Türkiye ekonomisi 2014 yılı genelinde %2,9 büyüdü

Son dönemlerde baş gösteren büyü(yeme)me sorununa karşı öncü olarak nitelendirilebilen sanayi üretimi, kapasite kullanımı ve güven endeksleri ardından Türkiye ekonomisinin 2014 yılında potansiyel büyümesinin oldukça altında bir büyüme kaydettiğini görüyoruz.

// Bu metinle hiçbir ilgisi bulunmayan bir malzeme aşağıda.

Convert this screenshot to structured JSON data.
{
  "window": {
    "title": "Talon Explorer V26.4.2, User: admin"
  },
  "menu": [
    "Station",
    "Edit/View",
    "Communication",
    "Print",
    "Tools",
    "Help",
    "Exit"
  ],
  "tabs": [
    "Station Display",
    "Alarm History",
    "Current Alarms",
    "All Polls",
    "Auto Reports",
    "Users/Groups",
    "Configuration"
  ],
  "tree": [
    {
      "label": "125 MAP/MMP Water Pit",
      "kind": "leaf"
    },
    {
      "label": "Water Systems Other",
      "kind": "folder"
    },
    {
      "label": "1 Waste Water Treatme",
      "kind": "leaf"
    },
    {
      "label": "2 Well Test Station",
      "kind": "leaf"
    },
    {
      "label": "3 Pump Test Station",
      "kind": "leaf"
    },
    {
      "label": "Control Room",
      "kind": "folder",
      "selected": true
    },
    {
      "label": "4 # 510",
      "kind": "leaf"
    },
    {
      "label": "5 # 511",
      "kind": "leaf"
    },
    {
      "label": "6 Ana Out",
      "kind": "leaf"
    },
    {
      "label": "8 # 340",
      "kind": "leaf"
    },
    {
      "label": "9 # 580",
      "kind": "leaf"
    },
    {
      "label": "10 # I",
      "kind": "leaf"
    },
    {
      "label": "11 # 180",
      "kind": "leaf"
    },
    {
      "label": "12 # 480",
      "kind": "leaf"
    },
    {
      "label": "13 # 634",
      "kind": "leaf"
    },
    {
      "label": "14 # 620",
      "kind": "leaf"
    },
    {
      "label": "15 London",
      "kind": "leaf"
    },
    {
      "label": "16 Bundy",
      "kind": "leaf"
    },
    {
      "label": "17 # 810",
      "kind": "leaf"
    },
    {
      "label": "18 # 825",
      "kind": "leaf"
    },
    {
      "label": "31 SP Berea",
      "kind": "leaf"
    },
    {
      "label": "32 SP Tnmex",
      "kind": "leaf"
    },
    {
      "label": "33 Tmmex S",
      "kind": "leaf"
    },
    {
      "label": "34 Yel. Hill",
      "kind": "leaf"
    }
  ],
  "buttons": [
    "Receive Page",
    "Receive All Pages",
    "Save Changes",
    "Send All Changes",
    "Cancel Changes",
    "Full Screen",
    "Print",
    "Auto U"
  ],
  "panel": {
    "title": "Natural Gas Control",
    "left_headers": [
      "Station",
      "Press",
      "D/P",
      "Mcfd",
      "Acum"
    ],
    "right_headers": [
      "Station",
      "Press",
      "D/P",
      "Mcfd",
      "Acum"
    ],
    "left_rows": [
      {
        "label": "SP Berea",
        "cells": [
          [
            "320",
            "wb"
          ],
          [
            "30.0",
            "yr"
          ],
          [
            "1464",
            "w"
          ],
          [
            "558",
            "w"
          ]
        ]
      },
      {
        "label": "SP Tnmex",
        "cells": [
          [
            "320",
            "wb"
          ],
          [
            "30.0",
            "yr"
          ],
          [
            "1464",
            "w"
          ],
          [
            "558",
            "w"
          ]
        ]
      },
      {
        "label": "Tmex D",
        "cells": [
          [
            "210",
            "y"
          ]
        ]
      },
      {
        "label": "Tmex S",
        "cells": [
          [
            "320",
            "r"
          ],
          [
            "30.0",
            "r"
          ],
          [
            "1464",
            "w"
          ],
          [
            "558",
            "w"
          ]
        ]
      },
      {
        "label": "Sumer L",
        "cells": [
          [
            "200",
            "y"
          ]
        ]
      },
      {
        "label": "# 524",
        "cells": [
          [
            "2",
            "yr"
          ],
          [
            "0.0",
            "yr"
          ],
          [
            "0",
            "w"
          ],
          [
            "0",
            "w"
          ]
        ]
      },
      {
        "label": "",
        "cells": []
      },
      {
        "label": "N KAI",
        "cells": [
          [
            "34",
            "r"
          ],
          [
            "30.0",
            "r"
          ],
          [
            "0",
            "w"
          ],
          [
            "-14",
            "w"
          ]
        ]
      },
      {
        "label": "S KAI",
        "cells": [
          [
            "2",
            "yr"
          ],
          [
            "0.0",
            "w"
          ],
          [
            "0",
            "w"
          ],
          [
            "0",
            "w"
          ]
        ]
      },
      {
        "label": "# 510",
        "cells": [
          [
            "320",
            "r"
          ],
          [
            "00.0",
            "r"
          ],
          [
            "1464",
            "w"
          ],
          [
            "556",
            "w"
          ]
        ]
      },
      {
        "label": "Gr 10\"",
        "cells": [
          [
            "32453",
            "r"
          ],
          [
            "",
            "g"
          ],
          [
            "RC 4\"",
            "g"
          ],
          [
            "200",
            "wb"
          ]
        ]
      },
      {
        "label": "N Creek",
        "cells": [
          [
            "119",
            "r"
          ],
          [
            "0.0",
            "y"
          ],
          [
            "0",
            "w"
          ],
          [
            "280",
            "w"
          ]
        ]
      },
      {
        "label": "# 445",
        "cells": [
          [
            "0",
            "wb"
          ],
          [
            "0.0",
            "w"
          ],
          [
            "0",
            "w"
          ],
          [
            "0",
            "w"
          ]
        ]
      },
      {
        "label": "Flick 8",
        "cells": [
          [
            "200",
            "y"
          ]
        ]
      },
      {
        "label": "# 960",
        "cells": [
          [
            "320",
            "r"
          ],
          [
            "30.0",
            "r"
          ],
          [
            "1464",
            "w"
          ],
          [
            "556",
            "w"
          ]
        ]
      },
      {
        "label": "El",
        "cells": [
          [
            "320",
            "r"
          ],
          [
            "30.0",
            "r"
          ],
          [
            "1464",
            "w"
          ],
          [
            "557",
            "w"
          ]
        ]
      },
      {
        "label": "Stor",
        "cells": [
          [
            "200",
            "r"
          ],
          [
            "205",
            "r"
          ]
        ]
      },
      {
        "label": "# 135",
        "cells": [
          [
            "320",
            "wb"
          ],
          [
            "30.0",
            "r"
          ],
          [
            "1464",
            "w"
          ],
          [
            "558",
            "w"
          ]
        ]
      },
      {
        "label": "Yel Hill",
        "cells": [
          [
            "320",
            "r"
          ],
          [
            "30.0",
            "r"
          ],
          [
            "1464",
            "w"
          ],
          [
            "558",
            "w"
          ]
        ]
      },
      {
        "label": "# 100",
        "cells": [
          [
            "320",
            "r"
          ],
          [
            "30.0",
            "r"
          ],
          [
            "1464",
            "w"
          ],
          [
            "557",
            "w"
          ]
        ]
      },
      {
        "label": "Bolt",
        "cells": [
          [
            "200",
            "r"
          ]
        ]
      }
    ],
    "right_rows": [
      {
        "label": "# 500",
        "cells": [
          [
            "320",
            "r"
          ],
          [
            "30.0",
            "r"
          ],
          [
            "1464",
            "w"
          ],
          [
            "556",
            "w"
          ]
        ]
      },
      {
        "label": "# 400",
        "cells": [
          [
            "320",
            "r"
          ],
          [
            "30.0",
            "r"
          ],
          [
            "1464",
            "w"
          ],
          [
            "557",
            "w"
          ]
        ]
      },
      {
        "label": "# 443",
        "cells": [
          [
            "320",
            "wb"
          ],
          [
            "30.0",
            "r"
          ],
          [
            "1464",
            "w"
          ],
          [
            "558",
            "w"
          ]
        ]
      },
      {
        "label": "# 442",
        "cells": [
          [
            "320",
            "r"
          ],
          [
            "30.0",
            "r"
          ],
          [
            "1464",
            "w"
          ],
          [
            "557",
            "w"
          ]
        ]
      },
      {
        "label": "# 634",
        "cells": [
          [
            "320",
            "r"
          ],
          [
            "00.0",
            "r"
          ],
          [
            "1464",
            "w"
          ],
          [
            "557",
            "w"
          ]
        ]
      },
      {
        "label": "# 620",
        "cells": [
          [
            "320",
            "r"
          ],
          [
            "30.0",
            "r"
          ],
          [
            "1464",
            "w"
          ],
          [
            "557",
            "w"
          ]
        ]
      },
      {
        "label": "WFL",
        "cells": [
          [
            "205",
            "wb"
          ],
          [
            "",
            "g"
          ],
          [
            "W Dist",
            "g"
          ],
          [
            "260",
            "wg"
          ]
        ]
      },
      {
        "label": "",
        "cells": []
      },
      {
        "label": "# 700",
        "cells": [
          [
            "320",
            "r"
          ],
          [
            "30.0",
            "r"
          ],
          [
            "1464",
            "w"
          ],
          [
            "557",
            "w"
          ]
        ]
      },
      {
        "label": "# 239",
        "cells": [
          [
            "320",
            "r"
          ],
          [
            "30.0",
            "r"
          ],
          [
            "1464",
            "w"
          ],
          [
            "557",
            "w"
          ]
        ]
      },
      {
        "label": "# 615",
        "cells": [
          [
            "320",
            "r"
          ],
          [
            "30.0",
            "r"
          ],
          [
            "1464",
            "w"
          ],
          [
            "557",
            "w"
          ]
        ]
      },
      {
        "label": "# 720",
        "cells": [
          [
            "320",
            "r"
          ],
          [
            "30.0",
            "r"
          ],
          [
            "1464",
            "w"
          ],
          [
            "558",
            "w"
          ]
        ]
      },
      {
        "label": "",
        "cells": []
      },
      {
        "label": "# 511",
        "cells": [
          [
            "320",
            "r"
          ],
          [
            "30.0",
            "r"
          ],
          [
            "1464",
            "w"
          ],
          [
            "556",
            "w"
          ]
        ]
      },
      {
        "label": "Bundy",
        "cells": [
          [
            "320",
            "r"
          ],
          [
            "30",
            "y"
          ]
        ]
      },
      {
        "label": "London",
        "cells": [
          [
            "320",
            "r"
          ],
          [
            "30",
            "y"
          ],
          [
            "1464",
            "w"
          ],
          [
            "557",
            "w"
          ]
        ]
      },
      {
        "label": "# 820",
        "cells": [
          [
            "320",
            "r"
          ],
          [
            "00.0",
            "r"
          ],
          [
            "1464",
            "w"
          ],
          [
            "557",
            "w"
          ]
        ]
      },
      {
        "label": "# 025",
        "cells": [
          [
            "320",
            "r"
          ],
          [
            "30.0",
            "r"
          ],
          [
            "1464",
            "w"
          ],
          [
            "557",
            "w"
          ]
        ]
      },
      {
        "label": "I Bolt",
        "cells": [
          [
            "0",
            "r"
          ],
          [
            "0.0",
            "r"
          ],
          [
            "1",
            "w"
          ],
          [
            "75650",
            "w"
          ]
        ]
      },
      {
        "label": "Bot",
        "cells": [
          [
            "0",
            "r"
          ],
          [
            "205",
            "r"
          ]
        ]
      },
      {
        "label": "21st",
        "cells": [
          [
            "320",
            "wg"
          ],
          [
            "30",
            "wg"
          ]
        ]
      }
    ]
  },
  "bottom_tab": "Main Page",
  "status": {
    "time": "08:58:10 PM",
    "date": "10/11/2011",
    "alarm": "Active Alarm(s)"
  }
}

Yayın Tarihi: 03/04/15 10:39
okuma süresi: 8 dak.
Türkiye ekonomisi 2014 yılı genelinde %2,9 büyüdü
A- A A+

TÜİK tarafından dün açıklanan GSYIH (Gayri Safi Yurtiçi Hasıla) büyüme verisine göre:

  • Türkiye ekonomisi 2014 yılı genelinde % 2,9 büyüdü
  • 2014 yılının son çeyreğinde büyüme yıllık bazda (bir önceki yılın aynı çeyreğine göre) % 2,6 oldu
  • Mevsim ve takvim etkisinden arındırılmış sabit fiyatlarla GSYIH bir önceki çeyreğe göre % 0,7 arttı
  • 2014 yılında GSYIH TL 1,75 trilyon ($ 800 milyar dolar) olurken, kişi başına düşen GSYIH (per capita income) USD 10,404'e geriledi

Son dönemlerde baş gösteren büyü(yeme)me sorununa karşı öncü olarak nitelendirilebilen sanayi üretimi, kapasite kullanımı ve güven endeksleri ardından Türkiye ekonomisinin 2014 yılında potansiyel büyümesinin oldukça altında bir büyüme kaydettiğini görüyoruz. Her ne kadar dünya genelinde düşük faiz hadleri, rekor düşük hatta negatif seviyelere inen enflasyona ve büyümeye göre % 2,9 büyüme başarılı olarak görülse de, iç talepteki zayıf seyrin 2015'in ilk çeyreğinde de sürmesini ve Türkiye özelinde pek de alışmadığımız negatif büyüme oranları ile karşı karşıya kalabileceğimizi düşünüyoruz. 2015 yılı için büyümenin % 3 seviyesinde olmasını bekliyoruz. Yılın ilk aylarında elde edilen öncü veriler, küresel ekonominin mevcut iç açıcı olmayan durumu, Türkiye ekonomisini daha da yavaşalatacağı beklenen seçim sürecini bir araya getirdiğimizde % 3 büyümenin sevindirici mi üzüntü verici bir gerçekleşme mi olacağın tam olarak kestirmemiyoruz. Bununla birlikte, ağırlıklı olarak dışa bağlı büyüme modelinden Türkiye'nin kurtularak içerde tasarufları artıracak ve kırılganlıkları önleyecek refomlara öncelik vererek çözümü sadece para politikası ekseninde aramaması, hükümetin ortaya koyduğu istihdam ve üretime destek olacak 25 maddelik reform paketini bir an önce hayata geçirmesi gerektiğini düşünüyoruz.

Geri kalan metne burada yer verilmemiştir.